Cette seule considération suffit à justifier que soit refusé à la société A le bénéficie de délais de paiement.
En outre, et en tout état de cause, il résulte de ce qui précède que la société A a été reconnue débitrice envers les appelants d’une somme supplémentaire de 72 000 euros au titre de la liquidation de l’astreinte prononcée le 27 novembre 2018, ce montant venant s’ajouter à la dette pour laquelle des délais ont été octroyés.
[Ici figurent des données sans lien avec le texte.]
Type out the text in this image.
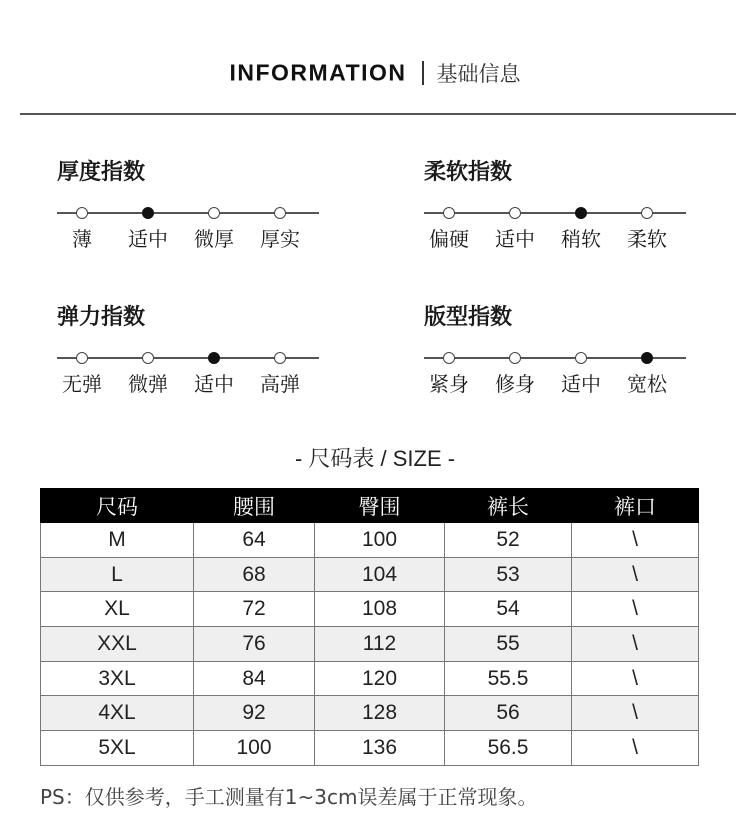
INFORMATION 基础信息
厚度指数
薄	适中	微厚	厚实
柔软指数
偏硬	适中	稍软	柔软
弹力指数
无弹	微弹	适中	高弹
版型指数
紧身	修身	适中	宽松
- 尺码表 / SIZE -
尺码	腰围	臀围	裤长	裤口
M	64	100	52	\
L	68	104	53	\
XL	72	108	54	\
XXL	76	112	55	\
3XL	84	120	55.5	\
4XL	92	128	56	\
5XL	100	136	56.5	\
PS：仅供参考，手工测量有1~3cm误差属于正常现象。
Or, il ne résulte pas des pièces financières produites par l’intimée qu’elle soit en mesure de faire utilement face, dans la limite de 24 mois, à la somme totale dont elle est désormais débitrice, sans préjudice du paiement de l’astreinte définitive en cas de persistance dans l’absence d’exécution.
La décision entreprise sera donc infirmée, la demande de délais de paiement étant rejetée.
Sur l’exonération de la majoration de l’intérêt au taux légal
Sur ce point également, le jugement déféré sera infirmé, rien ne justifiant que soit accordée à la société A l’exonération sollicitée, les sommes concernées par l’intérêt résultant de sa carence persistante à exécuter une obligations judiciairement mise à sa charge.
Sur la suppression de frais d’huissier
La confirmation s’impose en ce qu’il n’a pas été fait droit à ce chef de demande, dès lors que, comme l’a pertinemment relevé le premier juge, les mesures d’exécution mises en oeuvre pour le recouvrement de la créance des époux Y étaient légitimes, et que les frais générés sont dûment justifiés.
Sur les dommages-intérêts
La demande de dommages-intérêts formée par la société A pour recours abusif des époux
Y ne pourra qu’être rejetée, eu égard à l’issue de la présente instance.
Sur les autres dispositions
La décision déférée sera confirmée s’agissant des frais irrépétibles et des dépens
La société A sera condamnée, outre aux dépens d’appel, qui pourront être recouvrés directement conformément aux dispositions de l’article 699 du du code de procédure civile, à payer aux époux Y la somme de 1 500 euros en application de l’article 700 du même code.
Par ces motifs
Statuant en audience publique et par arrêt contradictoire,
Infirme le jugement rendu le 27 avril 2021 par le juge de l’exécution du tribunal judiciaire de Dijon en ce qu’il a :
- accordé des délais de paiement à la société A ;
- exonéré la société A de la majoration de l’intérêt légal ;
- dit que l’astreinte ordonnée par le jugement du 27 novembre 2018 n’a pas commencé à courir ;
- rejeté en conséquence la demande de liquidation de cette astreinte ;
- rejeté la demande de fixation d’une nouvelle astreinte définitive ;
Statuant à nouveau de ces chefs :
Condamne la société A à payer aux époux Y la somme de 72 000 euros au titre de la liquidation de l’astreinte ordonnée par jugement du juge de l’exécution de Dijon en date du 27 novembre 2018 ;
Assortit l’obligation de démolition de la partie du bâtiment à usage de garage pignon Ouest, édifiée sur le mur mitoyen sans autorisation des époux Y et de remise en état du mur mitoyen au droit du pignon Ouest d’une astreinte définitive de 800 euros par jour de retard pendant une durée de 6 mois, passé le délai d’un mois à compter de la signification du présent arrêt ;
Rejette la demande de délais de paiement formée par la société A ;
Rejette la demande de la société A aux fins d’exonération de la majoration de l’intérêt légal ;
Confirme le jugement déféré pour le surplus ;
Y ajoutant :
Rejette la demande de dommages-intérêts pour recours abusif formée par la société A ;
Condamne la société A à payer aux époux Y la somme de 1 500 euros en application de l’article 700 du code de procédure civile ;
Condamne la société A aux dépens d’appel, qui pourront être recouvrés directement conformément aux dispositions de l’article 699 du du code de procédure civile.